Although the weather here is more extreme than that in Hanoi, I prefer walking outside in Seoul since the streets are super clean and hygienic. Even if it rains, there are a lot of sewer drains on the street so that the water won't get clogged and you don't have to be afraid about your shoes getting dirty, to be honest.
Emily ended the interview with, funnily, a very Insta-worthy quote: Life is short, don't hesitate to do anything, because when it's all over, you will regret what you should have done and could have done.
PHAM HANH NGAN - SINGAPORE
High heat but do expect the sudden rain
The last exchange student on our first edition of “What’s the weather like?” is Hanh Ngan, who is taking an exchange semester at Nanyang Technological University in Singapore. It is funny that by the time you are reading this, Ngan could already be seen at VinUni as her program had ended by the end of April.
Time flies so fast here, I feel like I haven’t explored that much about the city and the school, yet the exchange experience overall is quite nice.
Fast as it was, besides business subjects, Ngan also managed to take a course in social science in which got the chance to learn more different knowledge, meet and study with students from many other countries.
It was even funnier listening to her sharing about the weather at the so-called “Lion City.” According to Ngan, Singapore is hot all year round, pretty much like the South of Vietnam. However, it is getting in the hottest season of the year beginning from April, so during the daytime, it does feel burning hot.
Another signature of Singapore’s weather is the sudden rains that NO ONE can predict, even the weather forecast app. Sometimes it only rains for around 15 minutes and sometimes it can take up to a few hours.

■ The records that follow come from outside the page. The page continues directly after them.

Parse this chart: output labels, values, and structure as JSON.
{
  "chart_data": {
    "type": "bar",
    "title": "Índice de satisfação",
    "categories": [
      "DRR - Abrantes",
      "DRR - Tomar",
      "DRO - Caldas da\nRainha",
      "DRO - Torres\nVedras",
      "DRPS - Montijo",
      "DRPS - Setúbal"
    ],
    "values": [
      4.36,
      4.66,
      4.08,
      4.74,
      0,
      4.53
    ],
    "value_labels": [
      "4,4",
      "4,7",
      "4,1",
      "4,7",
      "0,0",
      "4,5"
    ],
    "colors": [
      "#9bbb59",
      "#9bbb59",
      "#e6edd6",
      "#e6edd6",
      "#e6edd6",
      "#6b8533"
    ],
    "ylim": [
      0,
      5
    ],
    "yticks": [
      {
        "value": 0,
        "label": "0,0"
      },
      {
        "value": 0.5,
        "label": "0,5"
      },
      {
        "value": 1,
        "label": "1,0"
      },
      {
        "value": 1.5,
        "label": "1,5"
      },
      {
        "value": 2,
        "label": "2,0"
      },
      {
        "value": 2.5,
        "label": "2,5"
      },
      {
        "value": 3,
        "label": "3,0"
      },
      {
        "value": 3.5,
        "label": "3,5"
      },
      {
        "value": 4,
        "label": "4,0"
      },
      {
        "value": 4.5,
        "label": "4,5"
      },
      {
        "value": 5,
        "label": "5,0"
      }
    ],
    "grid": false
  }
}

It was this unpredictable rain that Ngan had a hard time getting used to. One time, after checking the app and seeing that it would be sunny the whole day, she decided not to bring the umbrella and left her clothes hanging outside. Unfortunately, the rain started pouring down one hour in and Ngan found herself, once again, rewashing her clothes. Additionally, as she usually preferred cold weather, Hanoi’s winter is still Ngan’s favorite.
Nevertheless, Singapore does have its redeeming feature: As there are many trees on the street, the heat was made more tolerable and the road is not so dense as well.
Although it was really random, the weather here teaches me to adapt and enjoy the scenes with whatever kind of weather. I learnt to explore more places to sit in when it's raining, like coffeeshops with window views, museums, shopping in small alleys, etc. and gradually feel ok to go out either when it's raining or it's hot.
Thus, whenever her friend asked her when to visit Singapore to avoid the rain, she would advise them to go whenever they want, because it’s still sunny at some parts of the days, and there are actually a lot of things one can do under the rain!